O Ocidente tem recursos para combater esta situação, embora sejam menos do que antes. Os acontecimentos na Faixa de Gaza mostraram que o Médio Oriente é capaz de pôr de lado as diferenças face ao ativismo dos EUA. Isto significa que a unidade do Médio Oriente deve ser torpedeada a partir de dentro. Há espaço para ações destrutivas. Por exemplo, os Houthis no Iêmen já exigiram que a Arábia Saudita permitisse que dezenas de milhares de jihadistas atravessassem o seu território para a Jordânia e a Palestina para dar aos Houthis a oportunidade de combater Israel. Isto coloca a Arábia Saudita numa posição dupla, onde é necessário piorar as relações com os Houthis, com quem recentemente acordaram uma trégua (os Houthis atacaram com sucesso a infra-estrutura petrolífera da Arábia Saudita), destruindo simultaneamente a sua reputação como protetor da Muçulmanos, ou entrar em conflito com Israel.
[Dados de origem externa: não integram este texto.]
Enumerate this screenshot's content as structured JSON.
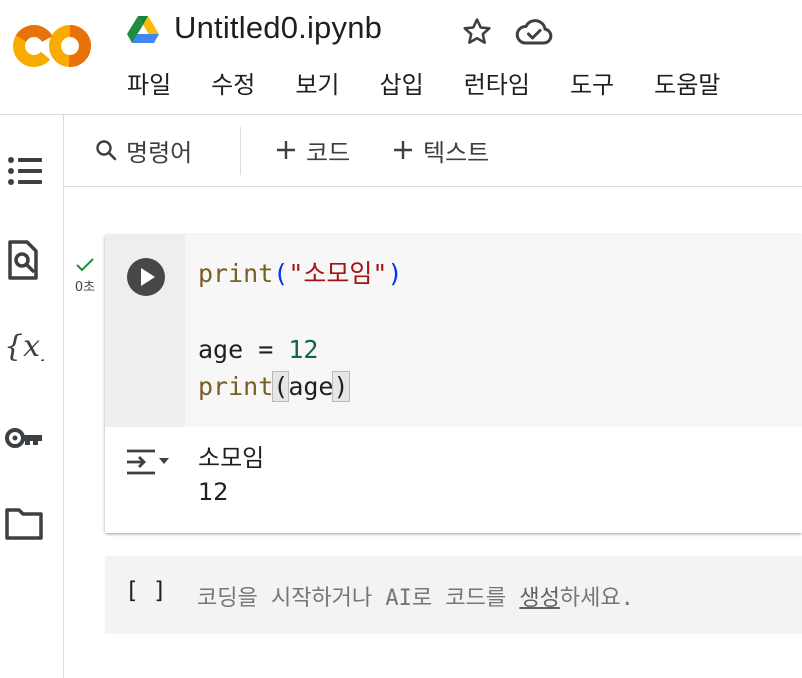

Existem outros pontos problemáticos. Pode-se começar a pressionar a Rússia, exigindo que escolha entre Israel ou o Irão, sob o disfarce dos Houthis para atacar um navio chinês, etc. Isto pode ser contrastado com o que a Rússia tem feito todos estes anos: um diálogo honesto e aberto, sem intermediários na forma dos Estados Unidos ou da Grã-Bretanha.